Les quatre œuvres qui suivent sont de Chopin. Dès le premier trait de la Barcarolle en fa dièse mineur opus 60 , Lugansky semble se détendre à travers l’élan gracieux et lumineux de la pièce. L’écriture mélodieuse de Chopin lui convient mieux. Que ce soit dans la ligne musicale plus continue, ou dans l’élaboration d’accords précieux, une énergie éblouissante émerge de ses mains dans un flot inépuisable. Les deux Nocturnes opus 27 qui suivent se déploient alors dans une sérénité troublante où la poésie de la nuit envoûte notre esprit. L’ampleur du toucher, exprimant le chant tourmenté et rompu du second Nocturne , s’exhale dans une douceur extrême, d’une manière si dense que l’on a l’impression d’entendre la vibration d’un orchestre entre les notes. Dans la Quatrième ballade, en fa mineur opus 52 , l’artiste nous entraîne immédiatement dans un jeu volcanique, exacerbé où s’expriment de fortes oppositions émotionnelles et thématiques dans un déchirement romantique progressif. Il parvient à nous envelopper dans son cercle énergétique en élargissant peu à peu son aura vibratoire par un approfondissement du son, utilisant un relâchement musculaire lourd, puissant, et tonique. Cette œuvre romantique reste un des moments forts de ce récital où le public semble également se réchauffer.

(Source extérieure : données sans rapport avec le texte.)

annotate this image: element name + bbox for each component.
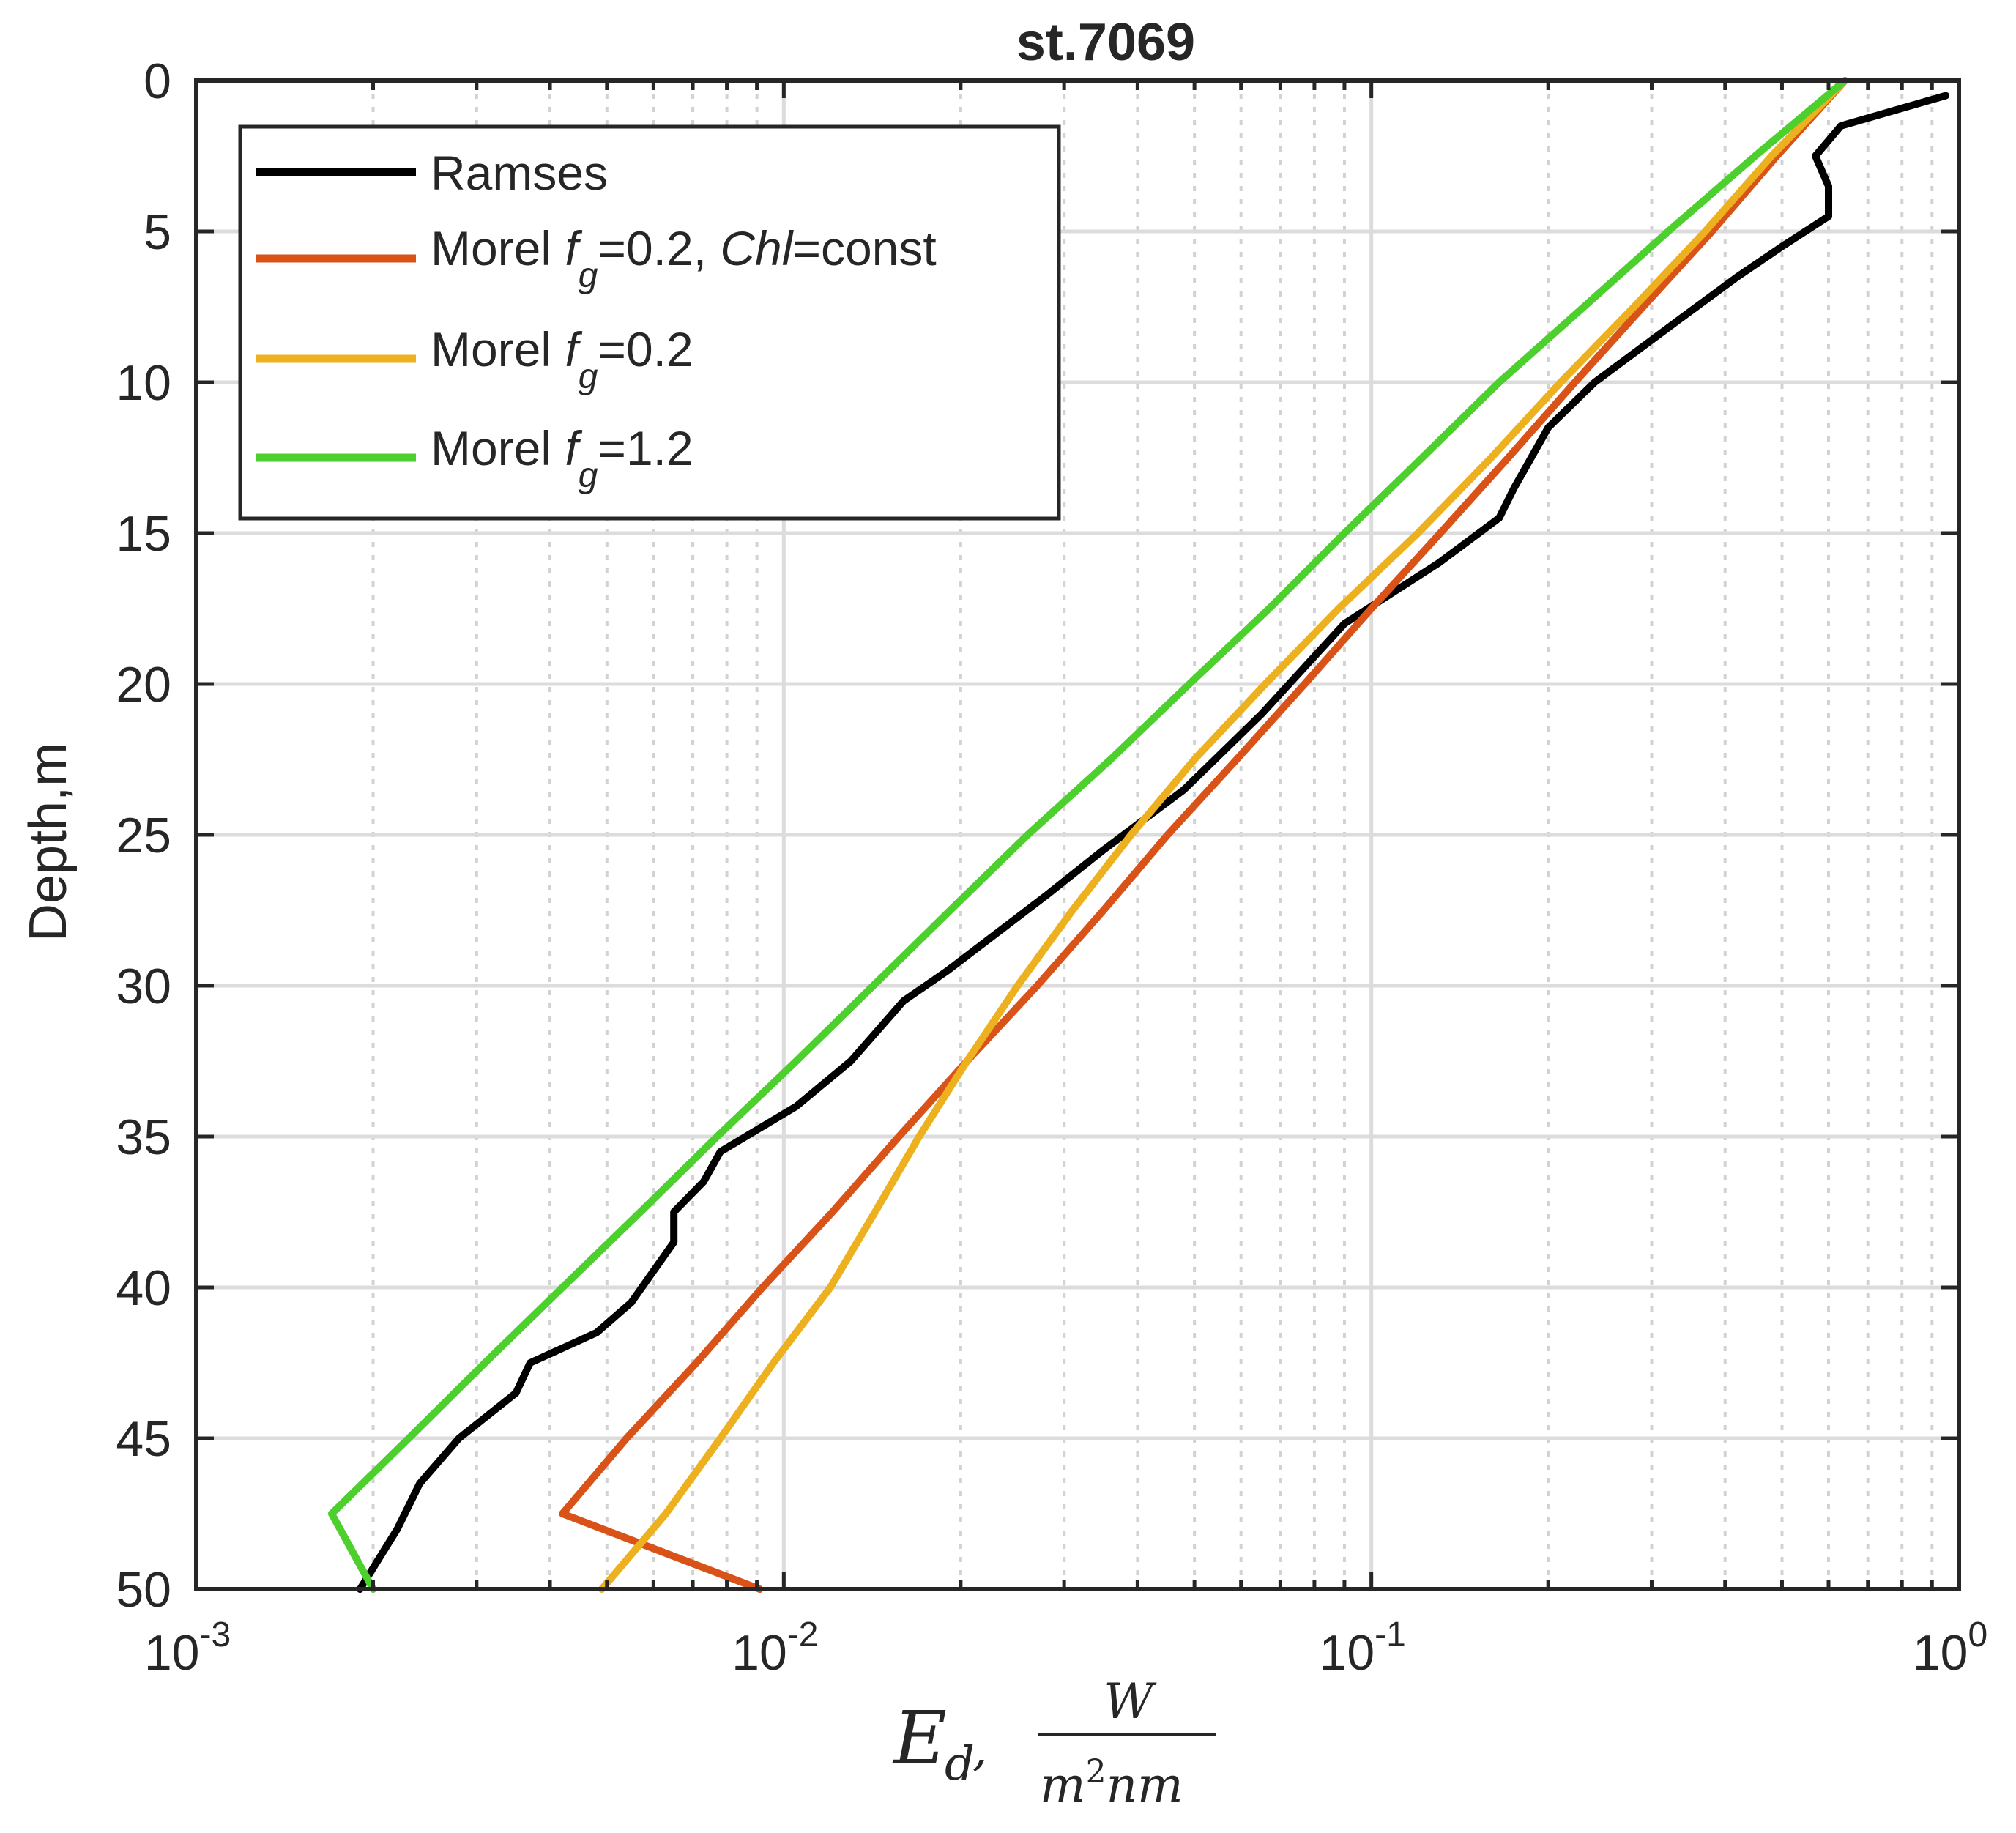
y-tick-label: 35 bbox=[116, 1109, 171, 1165]
x-label-den-rest: nm bbox=[1106, 1757, 1183, 1813]
x-tick-label: 10-3 bbox=[144, 1616, 231, 1681]
y-tick-label: 15 bbox=[116, 506, 171, 562]
x-label-den-power: 2 bbox=[1086, 1753, 1106, 1791]
y-tick-label: 45 bbox=[116, 1411, 171, 1467]
axes bbox=[194, 78, 1961, 1591]
x-tick-label: 10-2 bbox=[732, 1616, 818, 1681]
y-tick-label: 40 bbox=[116, 1260, 171, 1316]
legend-label-morel-02: Morel fg=0.2 bbox=[431, 322, 693, 396]
svg-text:m2nm: m2nm bbox=[1040, 1753, 1183, 1813]
x-label-den-m: m bbox=[1040, 1757, 1086, 1813]
chart-title: st.7069 bbox=[1016, 13, 1195, 72]
series-line-3 bbox=[327, 77, 1849, 1593]
legend-label-ramses: Ramses bbox=[431, 146, 608, 200]
y-tick-label: 25 bbox=[116, 808, 171, 863]
svg-text:,: , bbox=[972, 1722, 987, 1777]
y-tick-label: 30 bbox=[116, 959, 171, 1014]
x-tick-label: 100 bbox=[1913, 1616, 1987, 1681]
legend-label-morel-12: Morel fg=1.2 bbox=[431, 421, 693, 495]
y-tick-label: 20 bbox=[116, 657, 171, 713]
legend: Ramses Morel fg=0.2, Chl=const Morel fg=… bbox=[238, 124, 1061, 521]
svg-text:d: d bbox=[945, 1737, 975, 1791]
svg-text:E: E bbox=[892, 1695, 947, 1781]
y-tick-label: 50 bbox=[116, 1562, 171, 1618]
svg-text:W: W bbox=[1104, 1673, 1157, 1730]
y-axis-label: Depth,m bbox=[19, 743, 78, 942]
series-line-1 bbox=[559, 77, 1849, 1593]
series-line-0 bbox=[356, 92, 1950, 1593]
x-axis-label: E d , W m2nm bbox=[892, 1673, 1216, 1813]
y-tick-label: 0 bbox=[144, 53, 171, 109]
series-line-2 bbox=[598, 77, 1849, 1593]
x-tick-label: 10-1 bbox=[1320, 1616, 1406, 1681]
y-tick-label: 5 bbox=[144, 204, 171, 260]
series-lines bbox=[327, 77, 1950, 1593]
y-tick-label: 10 bbox=[116, 355, 171, 411]
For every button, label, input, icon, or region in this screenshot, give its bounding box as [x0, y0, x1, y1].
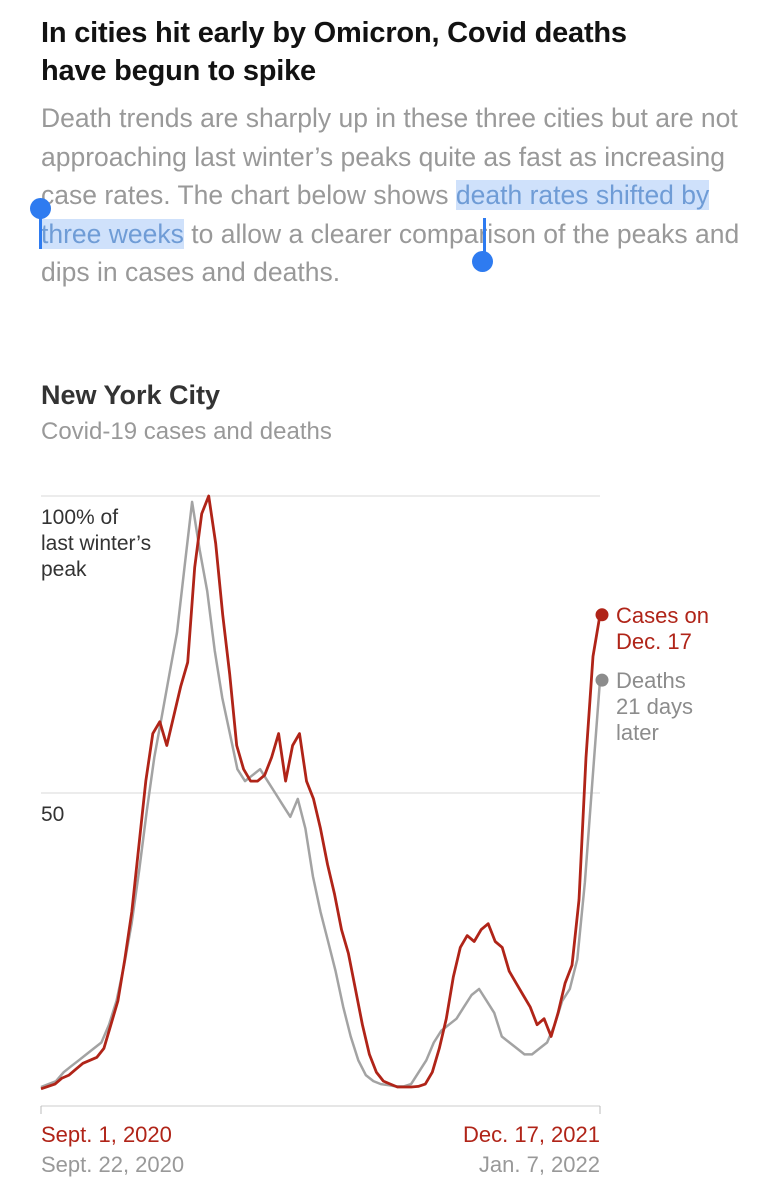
- x-tick-label-deaths: Sept. 22, 2020: [41, 1152, 184, 1177]
- dek-text-1: Death trends are sharply up in these thr…: [41, 103, 738, 210]
- deaths-end-label: Deaths: [616, 668, 686, 693]
- x-tick-label-deaths: Jan. 7, 2022: [479, 1152, 600, 1177]
- headline-line-2: have begun to spike: [41, 55, 316, 87]
- chart: 100% of last winter’s peak 50 Sept. 1, 2020 S…: [40, 494, 709, 1177]
- headline-line-1: In cities hit early by Omicron, Covid de…: [41, 17, 627, 49]
- chart-title: New York City: [41, 380, 221, 410]
- selection-start-caret: [39, 212, 42, 249]
- y-tick-label: 50: [41, 803, 64, 826]
- selection-start-handle[interactable]: [30, 198, 51, 219]
- y-tick-label: last winter’s: [41, 532, 151, 555]
- y-tick-label: peak: [41, 558, 87, 581]
- dek[interactable]: Death trends are sharply up in these thr…: [41, 99, 741, 292]
- x-tick-label-cases: Dec. 17, 2021: [463, 1122, 600, 1147]
- headline: In cities hit early by Omicron, Covid de…: [41, 14, 731, 90]
- dek-text-2: to allow a clearer comparison of the pea…: [41, 218, 740, 288]
- selection-end-caret: [483, 218, 486, 255]
- deaths-line: [40, 500, 602, 1089]
- deaths-end-point: [595, 673, 609, 687]
- deaths-end-label: later: [616, 720, 659, 745]
- chart-subtitle: Covid-19 cases and deaths: [41, 418, 332, 445]
- cases-end-point: [595, 608, 609, 622]
- cases-end-label: Cases on: [616, 603, 709, 628]
- cases-end-label: Dec. 17: [616, 629, 692, 654]
- selection-end-handle[interactable]: [472, 251, 493, 272]
- cases-line: [40, 494, 602, 1091]
- x-tick-label-cases: Sept. 1, 2020: [41, 1122, 172, 1147]
- deaths-end-label: 21 days: [616, 694, 693, 719]
- y-tick-label: 100% of: [41, 506, 118, 529]
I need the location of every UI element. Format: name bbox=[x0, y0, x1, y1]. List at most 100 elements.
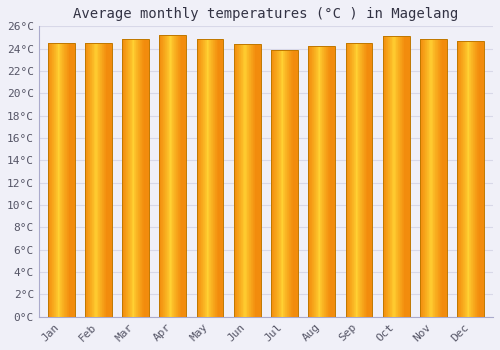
Bar bbox=[240, 44, 242, 317]
Bar bbox=[202, 38, 203, 317]
Bar bbox=[271, 50, 298, 317]
Bar bbox=[365, 43, 366, 317]
Bar bbox=[402, 36, 403, 317]
Bar bbox=[404, 36, 405, 317]
Bar bbox=[287, 50, 288, 317]
Bar bbox=[357, 43, 358, 317]
Bar bbox=[310, 47, 311, 317]
Bar bbox=[57, 43, 58, 317]
Bar bbox=[254, 44, 256, 317]
Bar bbox=[162, 35, 163, 317]
Bar bbox=[409, 36, 410, 317]
Bar bbox=[442, 38, 443, 317]
Bar bbox=[105, 43, 106, 317]
Bar bbox=[321, 47, 322, 317]
Bar bbox=[285, 50, 286, 317]
Bar bbox=[317, 47, 318, 317]
Bar bbox=[238, 44, 240, 317]
Bar bbox=[94, 43, 95, 317]
Bar bbox=[288, 50, 289, 317]
Bar bbox=[351, 43, 352, 317]
Bar bbox=[148, 38, 149, 317]
Bar bbox=[173, 35, 174, 317]
Bar bbox=[234, 44, 260, 317]
Bar bbox=[169, 35, 170, 317]
Bar bbox=[420, 38, 422, 317]
Bar bbox=[286, 50, 287, 317]
Bar bbox=[242, 44, 244, 317]
Bar bbox=[458, 41, 460, 317]
Bar bbox=[58, 43, 59, 317]
Bar bbox=[175, 35, 176, 317]
Bar bbox=[385, 36, 386, 317]
Bar bbox=[69, 43, 70, 317]
Bar bbox=[70, 43, 71, 317]
Bar bbox=[134, 38, 135, 317]
Bar bbox=[128, 38, 129, 317]
Bar bbox=[294, 50, 296, 317]
Bar bbox=[160, 35, 161, 317]
Bar bbox=[273, 50, 274, 317]
Bar bbox=[332, 47, 333, 317]
Bar bbox=[221, 38, 222, 317]
Bar bbox=[236, 44, 238, 317]
Bar bbox=[445, 38, 446, 317]
Bar bbox=[296, 50, 298, 317]
Bar bbox=[434, 38, 435, 317]
Bar bbox=[352, 43, 353, 317]
Bar bbox=[51, 43, 52, 317]
Bar bbox=[178, 35, 179, 317]
Bar bbox=[400, 36, 401, 317]
Bar bbox=[367, 43, 368, 317]
Bar bbox=[160, 35, 186, 317]
Bar bbox=[446, 38, 447, 317]
Bar bbox=[56, 43, 57, 317]
Bar bbox=[136, 38, 137, 317]
Bar bbox=[398, 36, 399, 317]
Bar bbox=[126, 38, 127, 317]
Bar bbox=[464, 41, 466, 317]
Bar bbox=[271, 50, 272, 317]
Bar bbox=[131, 38, 132, 317]
Bar bbox=[122, 38, 123, 317]
Bar bbox=[399, 36, 400, 317]
Bar bbox=[371, 43, 372, 317]
Bar bbox=[215, 38, 216, 317]
Bar bbox=[401, 36, 402, 317]
Bar bbox=[140, 38, 141, 317]
Bar bbox=[462, 41, 464, 317]
Bar bbox=[366, 43, 367, 317]
Bar bbox=[218, 38, 219, 317]
Bar bbox=[73, 43, 74, 317]
Bar bbox=[106, 43, 107, 317]
Bar bbox=[200, 38, 202, 317]
Bar bbox=[480, 41, 481, 317]
Bar bbox=[389, 36, 390, 317]
Bar bbox=[214, 38, 215, 317]
Bar bbox=[348, 43, 349, 317]
Bar bbox=[432, 38, 433, 317]
Bar bbox=[313, 47, 314, 317]
Bar bbox=[64, 43, 65, 317]
Bar bbox=[196, 38, 224, 317]
Bar bbox=[312, 47, 313, 317]
Bar bbox=[426, 38, 427, 317]
Bar bbox=[66, 43, 67, 317]
Bar bbox=[424, 38, 425, 317]
Bar bbox=[52, 43, 53, 317]
Bar bbox=[234, 44, 236, 317]
Bar bbox=[324, 47, 325, 317]
Bar bbox=[143, 38, 144, 317]
Bar bbox=[315, 47, 316, 317]
Bar bbox=[63, 43, 64, 317]
Bar bbox=[129, 38, 130, 317]
Bar bbox=[468, 41, 469, 317]
Bar bbox=[311, 47, 312, 317]
Bar bbox=[323, 47, 324, 317]
Bar bbox=[91, 43, 92, 317]
Bar bbox=[180, 35, 181, 317]
Bar bbox=[217, 38, 218, 317]
Bar bbox=[258, 44, 260, 317]
Bar bbox=[355, 43, 356, 317]
Bar bbox=[333, 47, 334, 317]
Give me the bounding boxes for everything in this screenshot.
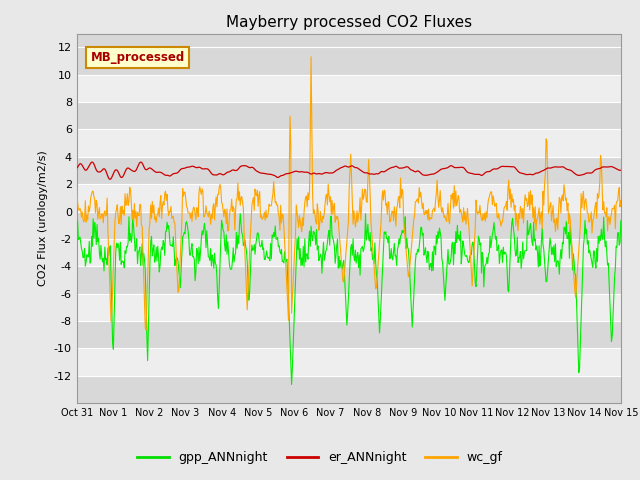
Bar	[77, 75, 621, 102]
Bar	[77, 48, 621, 75]
Bar	[77, 130, 621, 157]
Bar	[77, 348, 621, 376]
Legend: gpp_ANNnight, er_ANNnight, wc_gf: gpp_ANNnight, er_ANNnight, wc_gf	[132, 446, 508, 469]
Bar	[77, 376, 621, 403]
Bar	[77, 266, 621, 294]
Text: MB_processed: MB_processed	[90, 51, 185, 64]
Bar	[77, 102, 621, 130]
Bar	[77, 184, 621, 212]
Bar	[77, 294, 621, 321]
Bar	[77, 157, 621, 184]
Y-axis label: CO2 Flux (urology/m2/s): CO2 Flux (urology/m2/s)	[38, 151, 48, 286]
Bar	[77, 239, 621, 266]
Title: Mayberry processed CO2 Fluxes: Mayberry processed CO2 Fluxes	[226, 15, 472, 30]
Bar	[77, 212, 621, 239]
Bar	[77, 321, 621, 348]
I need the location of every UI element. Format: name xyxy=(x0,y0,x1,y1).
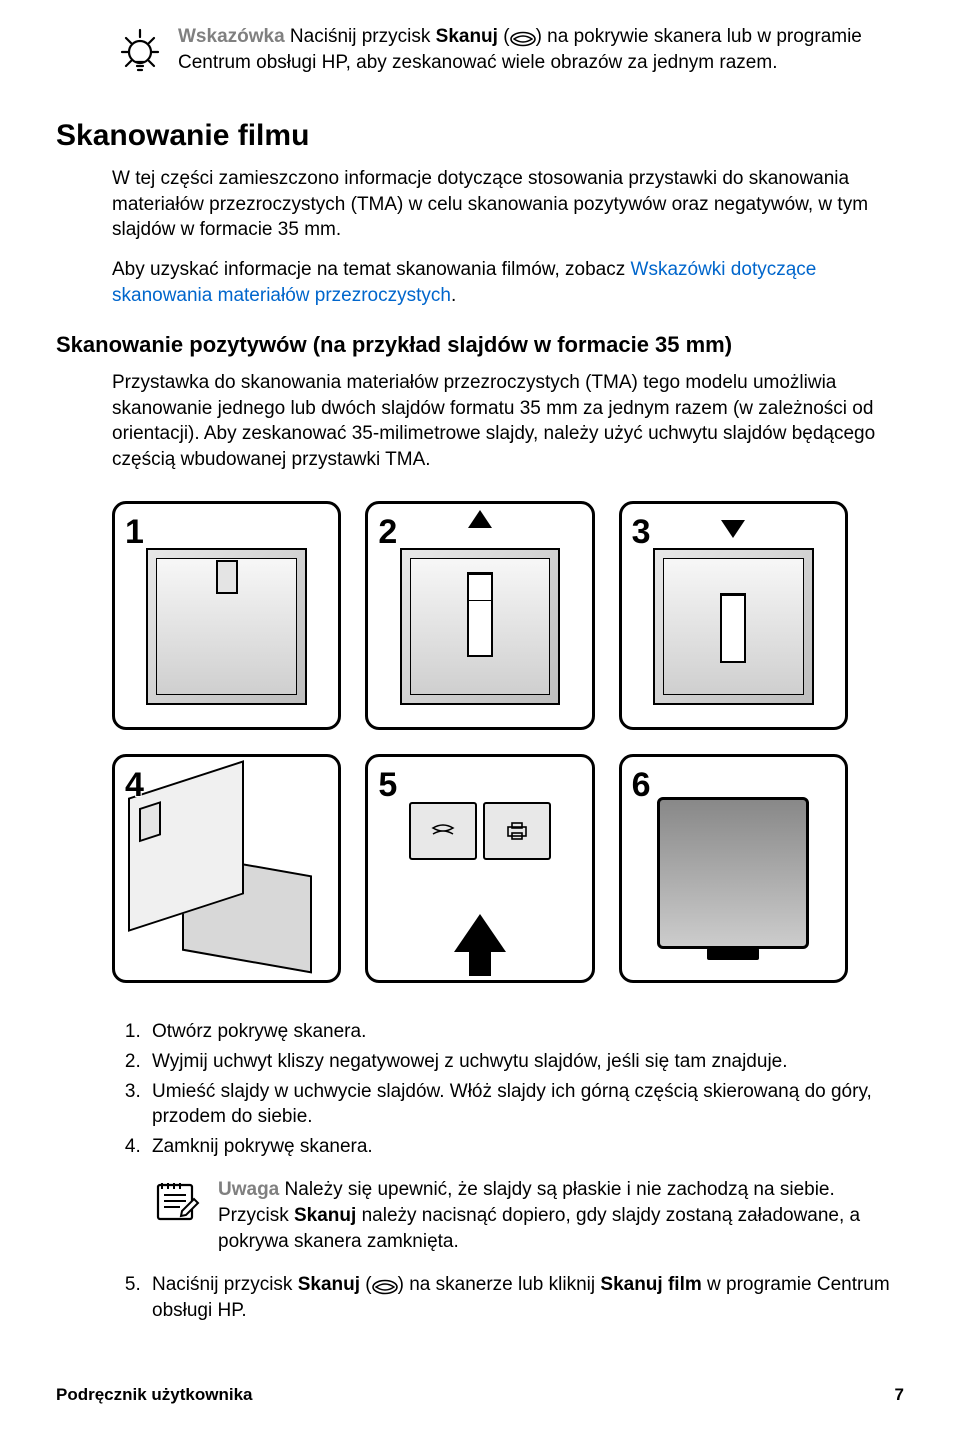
step-2: Wyjmij uchwyt kliszy negatywowej z uchwy… xyxy=(146,1049,904,1075)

La seconde partie consacrée à Liszt a arrêté le temps, chaque pièce étant entrecoupée par le bourdonnement d’extase de la salle. Commençant par la Vallée d’Obermann , qui est une longue pièce expressive tirée d’une trilogie intitulée les Années de pèlerinage , le concertiste entre en communion avec un de ses compositeurs fétiches. La fantaisie s’étire dans une écriture pianistique éloquente et variée qui offre une dimension pathétique à l’œuvre. On y retrouve les grands thèmes du romantisme éclairé de Rousseau ou de Goethe en forme de quête intérieure vers la paix. Lugansky puise dans ces pages sombres une vitalité expressive extrême, exaltant entre ses doigts les gouffres de l’âme humaine, jusqu’au chant jubilatoire d’une libération intérieure. À travers une pression suave et robuste dotée d’un legato continu, il ne relâche jamais le clavier. En même temps, il fabrique une couleur d’attaque ascendante et dynamique, dans un clair-obscur propre au son tourmenté de l’œuvre. L’acuité de sa narration artistique nous propulse dans son propre voyage intérieur. Spozalizzio est une pièce courte italianisante légère et virevoltante qui rompt un peu l’enchantement émotionnel précédent, tout en préparant l’écriture pianistique déliée des pièces qui suivent. Dans les Jeux d’eau de la villa d’Este , on retiendra surtout un moment de fraîcheur extrême et d’extase éthérée. L’accent donné au relief incroyable de cette interprétation donne l’impression constante que deux pianos se répondent en canon et se mêlent dans une énergie insolente. Main droite et main gauche débridées volent sur les touches qui éclaboussent l’auditoire de perles cristallines capricieuses. C’est à ce moment de la soirée que le concertiste déploie son meilleur potentiel technique pour nous livrer deux Études d’exécution transcendante , la nº 12 en si bémol dite « Chasse-neige » et la nº 10 en fa mineur. La difficulté extrême de ces pièces est d’en tirer une exécution souple, raffinée, légère, rapide dans une puissance articulatoire rythmique et harmonique ferme et dramatique. Une forme d’aberration où Nikolaï Lugansky excelle, là-même où son talent s’épanouit. Après ces feux d’artifice jubilatoires, l’artiste nous prodigue encore un peu de sa générosité avec trois bis galvanisants. Un concert où le mythe Lugansky a transcendé la réalité !

Praskova Praskovaa

Les Trois Coups

www.lestroiscoups.com

Nikolaï Lugansky , récital

Première partie

Johannes Brahms/Robert Schumann

Variations sur un thème de Schumann, opus 9

Frédéric Chopin

Barcarolle en fa dièse mineur, opus 60

Nocturnes, opus 27

Ballade nº 4 en fa mineur, opus 52

Franz Liszt

Vallée d’Obermann, en mi mineur

Sposalizio

Jeux d’eau de la villa d’Este

Étude d’exécution transcendante nº 12 en si bémol , dite « Chasse-neige »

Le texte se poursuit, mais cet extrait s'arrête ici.